Only a Manager can delete a user. The action of deleting a user also deletes that user's private content. Be sure to publish or share any private content assigned to that user if it supports ongoing activities.
A confirmation dialog box opens. Click Yes to delete the user.
The Group Membership report lists all groups to which an individual user or selected group of users is currently assigned. The list entry for each group assignment identifies a Group Name, Group Description, User Name, and User Description, as shown in the following image.
By default, the report lists entries in ascending order by Group Name. You can reorganize this default display by clicking column headings to sort the report entries in ascending or descending order based on the values in that column.
From this dialog box, you can also create an HTML version of the report, as shown in the following image.
Using commands in your browser, you can save this version of the report or send it by email to an external reviewer.
The Date and Time that appear on the HTML version of the Group Membership report use the default, locale-sensitive time format (24 hours or 12 hours AM/PM) assigned to the machine on which WebFOCUS Business User Edition is installed. Therefore, if you select a different language when you sign in to WebFOCUS Business User Edition, dates and times continue to appear in the format used by the default locale of your machine instead of the format required by the language you selected.
For example, if you install WebFOCUS Business User Edition on a machine that runs on the Windows operating system, uses English as the default language, and uses a locale-sensitive time format of 12 hours AM/PM instead of 24 hours, WebFOCUS Business User Edition displays all times in the 12 hour AM/PM format.
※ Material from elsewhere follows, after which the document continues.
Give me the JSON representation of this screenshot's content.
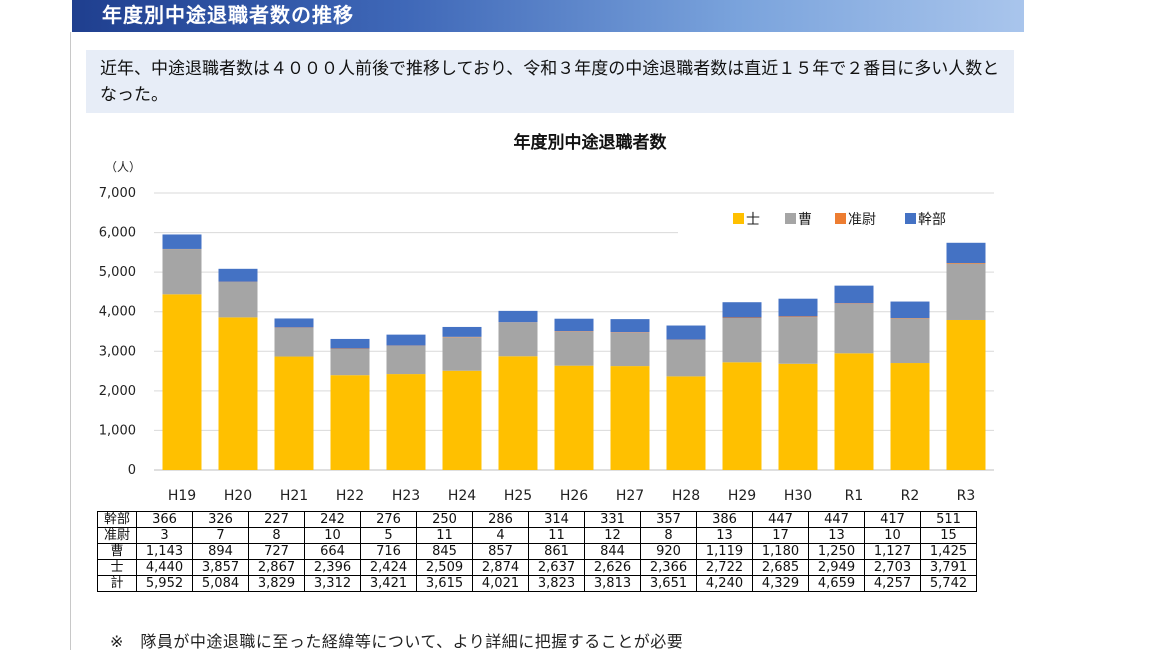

Even if you configure WebFOCUS Business User Edition to use the UNICODE code page and include the Japanese Locale in the Dynamic Language Switch settings, times on this report and throughout the user interface continue to use the 12 hour AM/PM format. You cannot change the time display to a 24-hour time format unless you also add Japanese to the Windows Language configuration and change to a 24-hour time format within the Windows Date and Time settings on the machine that runs WebFOCUS Business User Edition.
The Group Membership report dialog box opens, displaying all group assignments for your selected users.
Use the commands in your browser menu to print, save, or send the report.